The resumption of the Hillsborough talks today is a welcome sign that both sides are still willing to engage in discussions, but our recent history is such that no final outcome can be guaranteed.
Whatever the result of these tortuous meetings, which must end at some point, the public has made clear its views during the past week and more. People are absolutely fed up at the sight of well-paid politicians endlessly discussing issues which should have been settled long ago.
The politicians may claim that these situations are much more difficult than outsiders realise, but politics ought to be the art of the possible, and our public representatives have been less than inspiring in recent times.
While credit must be given to them for at least staying the course up to now, people are anxious to move on. There are so many urgent issues to be tackled, and so little time to address them.
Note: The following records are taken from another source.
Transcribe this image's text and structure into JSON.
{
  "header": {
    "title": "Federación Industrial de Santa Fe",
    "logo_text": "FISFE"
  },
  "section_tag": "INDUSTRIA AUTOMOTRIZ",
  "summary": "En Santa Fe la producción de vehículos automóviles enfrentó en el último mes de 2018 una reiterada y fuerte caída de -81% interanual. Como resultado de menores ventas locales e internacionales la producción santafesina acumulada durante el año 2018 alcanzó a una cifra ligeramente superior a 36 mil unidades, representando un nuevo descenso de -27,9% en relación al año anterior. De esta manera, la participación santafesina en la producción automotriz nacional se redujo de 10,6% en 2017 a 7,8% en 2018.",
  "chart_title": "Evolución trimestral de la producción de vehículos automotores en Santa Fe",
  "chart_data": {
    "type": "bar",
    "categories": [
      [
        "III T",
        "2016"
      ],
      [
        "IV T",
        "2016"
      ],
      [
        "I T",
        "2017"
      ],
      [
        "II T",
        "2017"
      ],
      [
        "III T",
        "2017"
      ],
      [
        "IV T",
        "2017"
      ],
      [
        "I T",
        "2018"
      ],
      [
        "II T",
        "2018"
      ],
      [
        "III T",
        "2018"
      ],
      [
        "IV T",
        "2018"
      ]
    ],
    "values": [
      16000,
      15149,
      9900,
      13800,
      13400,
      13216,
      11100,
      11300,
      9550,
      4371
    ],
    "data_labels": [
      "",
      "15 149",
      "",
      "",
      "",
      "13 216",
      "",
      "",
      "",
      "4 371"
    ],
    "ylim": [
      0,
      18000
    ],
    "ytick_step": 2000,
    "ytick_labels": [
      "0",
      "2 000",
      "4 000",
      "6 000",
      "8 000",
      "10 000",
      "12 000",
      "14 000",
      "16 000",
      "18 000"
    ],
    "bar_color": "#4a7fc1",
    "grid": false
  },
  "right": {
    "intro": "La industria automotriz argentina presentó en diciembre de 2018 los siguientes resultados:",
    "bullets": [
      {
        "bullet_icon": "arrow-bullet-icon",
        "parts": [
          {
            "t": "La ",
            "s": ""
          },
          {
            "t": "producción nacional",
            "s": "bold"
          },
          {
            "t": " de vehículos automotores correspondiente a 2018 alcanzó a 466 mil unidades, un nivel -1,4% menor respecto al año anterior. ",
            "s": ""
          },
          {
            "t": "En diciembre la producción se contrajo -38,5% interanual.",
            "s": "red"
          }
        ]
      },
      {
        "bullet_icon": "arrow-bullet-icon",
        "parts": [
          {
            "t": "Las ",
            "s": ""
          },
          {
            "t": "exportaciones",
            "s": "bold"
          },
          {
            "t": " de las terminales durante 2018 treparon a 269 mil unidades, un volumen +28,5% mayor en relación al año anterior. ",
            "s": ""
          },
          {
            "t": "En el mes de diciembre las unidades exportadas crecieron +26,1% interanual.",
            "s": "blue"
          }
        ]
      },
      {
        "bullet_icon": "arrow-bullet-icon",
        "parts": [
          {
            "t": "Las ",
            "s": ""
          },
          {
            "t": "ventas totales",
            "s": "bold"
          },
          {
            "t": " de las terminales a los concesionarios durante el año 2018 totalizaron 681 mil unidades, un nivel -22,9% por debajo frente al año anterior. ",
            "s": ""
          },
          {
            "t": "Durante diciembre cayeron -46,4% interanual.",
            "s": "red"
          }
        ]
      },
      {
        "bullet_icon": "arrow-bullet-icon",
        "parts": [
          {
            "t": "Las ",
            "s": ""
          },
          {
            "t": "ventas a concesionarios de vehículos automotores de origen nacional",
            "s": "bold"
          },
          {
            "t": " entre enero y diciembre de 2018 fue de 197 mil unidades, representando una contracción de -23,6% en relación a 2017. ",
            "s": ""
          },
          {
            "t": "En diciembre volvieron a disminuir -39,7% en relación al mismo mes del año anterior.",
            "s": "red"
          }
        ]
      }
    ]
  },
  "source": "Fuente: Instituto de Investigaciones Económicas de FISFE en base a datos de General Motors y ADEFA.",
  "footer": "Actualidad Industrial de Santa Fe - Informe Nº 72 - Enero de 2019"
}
The cuts in public spending which have been outlined already — and the prospect of yet more to come — should concentrate minds on the real challenges facing us in employment, health, education and other subjects which are important to every citizen, whatever his or her political opinions and cultural background. There are no simple answers to many of these issues, and that is all the more reason why our politicians should knuckle down to business and make up for lost time.
The past week has not only been frustrating for the public, but also embarrassing because the Prime Minister and Taoiseach have been obliged yet again to help us settle our differences.
Now is the time for our own politicians to demonstrate maturity and get on with the job.
Any failure to do so will not be forgiven.